Zeit Los Hier

Zeit Los Hier

Da stand sie nun mutterseelenallein im Regen.

Neben ihr die dunklen Gleise der einsam wirkenden Bahnlinie.

Wie kann eine Bahnlinie so einsam sein, fragte sie sich.

Bahnhöfe waren doch immer Orte, an denen Einiges los ist: Da stehen Menschen, die warten, Menschen, die sich verabschieden oder begrüßen. Man hört geschäftiges Treiben, Lärm und die unterschiedlichste Gerüchte sind dort zu Hause. Und es duftet dort gleichzeitig nach Ferne und nach Alltag.

Aber nicht morgens vor Sonnenaufgang in dieser gottverlassenen Gegend.

Der Regen begann ihre Kleider zu durchdringen.

Sie fühlte sich dünnhäutig und aufgeweicht, nicht nur wegen des Regens in der frühen Morgenstunde.

In diesem einsamen Moment, in dem sie die Kühle und Feuchtigkeit spüren konnte drang noch etwas anderes in sie ein:

Eine Erinnerung an einen Regentag vor vielen Jahren.

Sie war 12 und stand neben ihrer Großmutter. Es war ein kühler und regnerischer Tag im Frühling.

Gemeinsam standen die beiden auf der Wiese im Schlosspark wie früher, als sie noch ein kleines Mädchen war.

Es schien wie immer und doch war es irgendwie anders.

Die Großmutter erzählte Geschichten von damals, wußte, dass das Schloss im Park einem Herzog gehört hatte, erinnerte sich, wo der Bach entsprang, der an ihnen vorbei floß – und erzählte ihr und dem Bach, wo er münden wurde.

Unvermittelt drehte die Großmutter sich zu ihr hin und begann zu weinen. „Der Karl ist gefallen“, sagte sie unter Tränen. Die 12jährige schaute ihre Oma fragend an. „Deinen Bruder gibt es nicht mehr schluchzte die Großmutter.“

Sie hatte doch gar keinen Bruder.

Wie heute erinnerte sie sich daran, wie sie weg gerannt war durch den Park und ihre verwirrte Großmutter dort stehen gelassen hatte weil sie ihre Großmutter und deren Welt nicht mehr verstanden hatte.

Eigentlich, so dachte sie heute darüber, hatte die Großmutter die Welt nicht mehr verstanden – oder die Zeit –

Und jetzt stand sie selber verwirrt an diesem einsamen Bahnhof und fragte sich, wo die Zeit geblieben war.

Sie versuchte sich zu erinnern, wohin sie hatte fahren wollen und strich dann sachte mit ihrer Hand über ihre feucht gewordene Wange.

In dieser sachten Berührung der Wange mit ihrer weichen Hand lag etwas Tröstliches.

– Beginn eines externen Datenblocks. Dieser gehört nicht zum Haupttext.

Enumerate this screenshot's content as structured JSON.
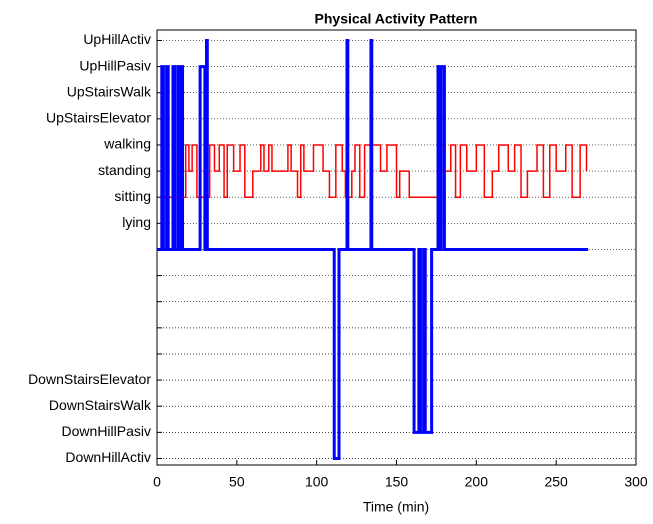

Diesen einzigen wahren Moment konnte sie spüren.

Sie stand immer noch hier, im Regen neben den Bahngleisen.

Ihre Haut war feucht.

Sie spürte Berührung zwischen Haut und Haut.

Dieser Kontakt erinnerte sie an einen Moment der Berührung von Wange zu Wange, vor langer Zeit, bei einem Tanz.

Sie stand im Regen neben den still gelegten Gleisen und lächelte.

Immer noch lächelnd machte sie sich auf den Weg nach Hause.